C’est là qu’il est venu  

Moi qui criais en sourdine  

Et lui qui était nu 

 

Vous aurez peut-être remarqué une ressemblance avec un des grands succès de Charles Aznavour. Ici, plutôt que de faire référence à la bohème, j’ose introduire un sujet beaucoup moins idyllique; l’inceste. 

Durant trop d’années j’ai tenu le silence. J’ajouterais que trop de mal a été causé par la violation de mon trop jeune corps. Et que dire du trop grand nombre de cas comme le mien. 



Enfant, j’ai eu l’innocence de croire que je devais me laisser faire pour ne pas attirer le malheur sur ma famille. D’ailleurs, j’ai cru que l’amour d’un père c’était ça; des mains baladeuses et caressantes. Pourtant, à chaque fois, il me restait une étrange impression d’être fautive en pus de celle d’être souillée. 

Jeune adulte, j’ai eu envie de disparaître. J’avais le poids du secret qui m’écrasait. J’avais réussi à m’éloigner physiquement de mon père et de mes frères. J’étais psychologiquement vulnérable. Je me considérais comme la lie de la société. C’est là qu’est apparu une pathologie mal connue à l’époque; l’anorexie. Ce mot m’était inconnu à cette période de ma vie. J’avais tant maigri qu’enfin j’avais l’impression d’avoir du contrôle sur mon corps. Mais ce qui m’apparaissait comme étant du pouvoir exercé sur moi-même était en fait de l’autodestruction.  

Devenue maman, je me suis promis de faire mieux que mes parents. J’allais outiller mes enfants pour que personne n’abuse d’eux. Même si j’aimais mon mari plus que tout, je n’avais pas une confiance absolue en lui. Quand la marmaille fut assez âgée, la règle dans la maison était de tout dire à maman, même s’il venait qu’à arriver le pire. 
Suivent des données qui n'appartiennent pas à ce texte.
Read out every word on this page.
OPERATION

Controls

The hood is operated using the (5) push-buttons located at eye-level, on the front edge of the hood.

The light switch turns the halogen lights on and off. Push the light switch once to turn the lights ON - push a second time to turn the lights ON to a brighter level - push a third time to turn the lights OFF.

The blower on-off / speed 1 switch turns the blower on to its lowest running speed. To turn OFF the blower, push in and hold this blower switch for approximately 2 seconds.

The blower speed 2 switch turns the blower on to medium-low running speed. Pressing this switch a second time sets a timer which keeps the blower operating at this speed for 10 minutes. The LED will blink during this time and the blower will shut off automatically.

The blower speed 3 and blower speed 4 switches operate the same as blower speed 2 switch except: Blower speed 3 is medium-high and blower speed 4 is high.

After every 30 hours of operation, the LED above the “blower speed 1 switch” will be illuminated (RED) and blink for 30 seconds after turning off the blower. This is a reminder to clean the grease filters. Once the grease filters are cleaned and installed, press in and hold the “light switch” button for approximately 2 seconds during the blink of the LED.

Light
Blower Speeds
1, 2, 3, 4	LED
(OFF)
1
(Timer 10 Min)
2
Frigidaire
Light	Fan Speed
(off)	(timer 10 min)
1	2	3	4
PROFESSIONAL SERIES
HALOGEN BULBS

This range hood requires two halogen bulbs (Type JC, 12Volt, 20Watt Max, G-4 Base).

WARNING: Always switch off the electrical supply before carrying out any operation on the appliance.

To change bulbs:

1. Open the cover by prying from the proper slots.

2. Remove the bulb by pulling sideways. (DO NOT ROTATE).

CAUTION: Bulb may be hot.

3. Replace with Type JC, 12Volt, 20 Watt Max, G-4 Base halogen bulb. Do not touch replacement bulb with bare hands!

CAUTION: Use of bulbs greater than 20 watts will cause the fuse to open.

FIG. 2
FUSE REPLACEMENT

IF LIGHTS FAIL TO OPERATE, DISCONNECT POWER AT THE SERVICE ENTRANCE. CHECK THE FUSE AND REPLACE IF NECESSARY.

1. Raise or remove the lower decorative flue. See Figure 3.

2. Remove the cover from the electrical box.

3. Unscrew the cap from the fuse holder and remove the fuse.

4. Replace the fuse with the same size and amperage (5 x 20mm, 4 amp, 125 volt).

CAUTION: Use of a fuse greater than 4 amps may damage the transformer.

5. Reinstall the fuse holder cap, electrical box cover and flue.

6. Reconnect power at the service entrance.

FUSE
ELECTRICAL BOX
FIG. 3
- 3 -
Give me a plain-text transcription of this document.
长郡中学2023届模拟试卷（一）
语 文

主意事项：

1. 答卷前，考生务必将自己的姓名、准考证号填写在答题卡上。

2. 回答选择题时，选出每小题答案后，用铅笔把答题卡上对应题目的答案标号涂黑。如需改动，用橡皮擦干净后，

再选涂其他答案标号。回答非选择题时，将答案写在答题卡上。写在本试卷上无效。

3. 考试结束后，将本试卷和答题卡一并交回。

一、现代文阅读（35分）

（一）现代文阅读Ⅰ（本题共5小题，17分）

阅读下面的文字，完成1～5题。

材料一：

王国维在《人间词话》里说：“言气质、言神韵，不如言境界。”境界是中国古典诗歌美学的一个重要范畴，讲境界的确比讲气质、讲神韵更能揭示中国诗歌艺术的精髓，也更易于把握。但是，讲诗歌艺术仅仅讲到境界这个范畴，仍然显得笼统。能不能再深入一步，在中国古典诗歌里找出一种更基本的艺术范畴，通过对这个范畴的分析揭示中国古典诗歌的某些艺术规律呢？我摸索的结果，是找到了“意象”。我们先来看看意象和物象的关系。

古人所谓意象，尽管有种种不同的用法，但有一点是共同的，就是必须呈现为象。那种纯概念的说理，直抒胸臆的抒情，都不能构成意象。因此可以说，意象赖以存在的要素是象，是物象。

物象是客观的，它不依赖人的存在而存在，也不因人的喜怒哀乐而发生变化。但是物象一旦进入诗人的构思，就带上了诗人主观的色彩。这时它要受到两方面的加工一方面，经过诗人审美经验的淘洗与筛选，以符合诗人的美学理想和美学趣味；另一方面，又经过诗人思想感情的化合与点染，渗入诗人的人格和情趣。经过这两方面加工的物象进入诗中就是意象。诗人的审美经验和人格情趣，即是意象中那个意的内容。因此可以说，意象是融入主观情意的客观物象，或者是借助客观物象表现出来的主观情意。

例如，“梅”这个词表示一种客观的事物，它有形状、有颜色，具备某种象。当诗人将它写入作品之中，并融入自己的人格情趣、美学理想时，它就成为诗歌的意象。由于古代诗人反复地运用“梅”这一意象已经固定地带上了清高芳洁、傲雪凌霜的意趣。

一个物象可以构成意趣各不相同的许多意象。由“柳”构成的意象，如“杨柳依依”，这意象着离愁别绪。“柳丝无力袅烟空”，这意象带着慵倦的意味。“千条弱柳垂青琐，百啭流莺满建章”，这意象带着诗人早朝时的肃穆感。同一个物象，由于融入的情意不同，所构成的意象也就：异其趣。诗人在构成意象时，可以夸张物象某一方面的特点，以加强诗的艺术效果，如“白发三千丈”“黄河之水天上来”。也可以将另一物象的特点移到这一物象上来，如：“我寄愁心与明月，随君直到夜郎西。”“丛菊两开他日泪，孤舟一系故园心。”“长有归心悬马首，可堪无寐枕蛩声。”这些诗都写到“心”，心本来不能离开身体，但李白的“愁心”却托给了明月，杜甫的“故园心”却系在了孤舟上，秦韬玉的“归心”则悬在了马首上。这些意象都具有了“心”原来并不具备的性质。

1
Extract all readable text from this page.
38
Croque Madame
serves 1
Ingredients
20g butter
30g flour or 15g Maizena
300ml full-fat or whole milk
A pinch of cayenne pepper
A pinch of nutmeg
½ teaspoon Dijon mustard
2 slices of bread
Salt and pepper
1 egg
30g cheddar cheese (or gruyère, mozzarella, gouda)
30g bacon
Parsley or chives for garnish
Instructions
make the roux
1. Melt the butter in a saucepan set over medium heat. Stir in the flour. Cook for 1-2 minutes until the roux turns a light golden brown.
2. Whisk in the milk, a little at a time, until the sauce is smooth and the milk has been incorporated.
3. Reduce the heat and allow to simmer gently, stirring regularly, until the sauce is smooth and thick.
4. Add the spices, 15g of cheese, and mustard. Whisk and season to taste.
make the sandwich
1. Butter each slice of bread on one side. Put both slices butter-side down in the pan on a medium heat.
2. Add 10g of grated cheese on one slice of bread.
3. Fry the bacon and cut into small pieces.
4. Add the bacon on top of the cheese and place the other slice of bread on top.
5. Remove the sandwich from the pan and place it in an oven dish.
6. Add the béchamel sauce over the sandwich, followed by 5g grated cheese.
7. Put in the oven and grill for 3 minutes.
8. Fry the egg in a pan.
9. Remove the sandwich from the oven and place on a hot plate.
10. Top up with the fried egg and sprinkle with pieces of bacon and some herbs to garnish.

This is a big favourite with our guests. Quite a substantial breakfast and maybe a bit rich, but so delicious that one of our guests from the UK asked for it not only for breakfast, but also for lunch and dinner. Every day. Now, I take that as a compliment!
Dans les derniers jours de vie de mon père, j’aurais souhaité qu’il me demande pardon. J’aurais aimé qu’il reconnaisse m’avoir fait du tort. Malheureusement, trop de parents considèrent que leur progéniture est l’extension de leur propre personne. Mon paternel était probablement de ceux qui croient que les enfants leur appartiennent et qu’ils peuvent en disposer à leur guise. Pourtant, j’ai la conviction que ce sont les enfants de l'immensité et qu’ils ne nous sont que prêtés pour que nous les élevions avec confiance et bienveillance. Il est de la responsabilité de tous de s’assurer que chaque petit être puisse grandir en sécurité pour développer son plein potentiel. Je n’ai pas eu cette chance. J’ai l’impression de m’être fait voler mon enfance. Ma vie n’est que désolation. J’ai bien essayé maintes thérapies, mais la douleur est incrustée en moi. J’ai sincèrement voulu pardonner à mon père, afin de me sentir en paix intérieurement. Mais à chaque fois que je crois y être parvenu, de nouveaux événements viennent fragiliser ma guérison. 

Je n’en ai jamais voulu à ma mère. Elle a fait de son mieux pour nous protéger. Elle ne s’était jamais aperçue que l’inceste s’était immiscé sous son toit. Par contre, je n’en avais pas la certitude. Quelques mois après le décès de mon géniteur, j’ai senti le besoin de me confier à maman. Je devais vérifier si elle avait eu connaissance des actes incestueux commis dans la famille. Je ne savais pas comment elle allait réagir, mais il était devenu impératif de m’alléger par cette révélation. Ma mère est littéralement tombée des nus. D’abord, elle en a eu le souffle coupé. Puis, elle cherchait à nier tous ce que je lui racontais. Ensuite, elle se confondait dans les excuses. Ce fut vraiment un choc pour elle. Au point où, je me demande si ce n’est pas à cause de cette douloureuse vérité qu’elle s’est mise à avoir des pertes de mémoire. Comme si son cerveau avait cherché à effacer les informations trop dures à digérer. Ça a commencé par de petits oublis au quotidien. Quelques années plus tard, un diagnostic d’Alzheimer est venu assombrir le tableau familial. Notre mère était maintenant devenue un peu comme notre enfant. J’échangerais volontiers de place avec elle. Ne plus avoir souvenir de ce qui a terni mon existence. 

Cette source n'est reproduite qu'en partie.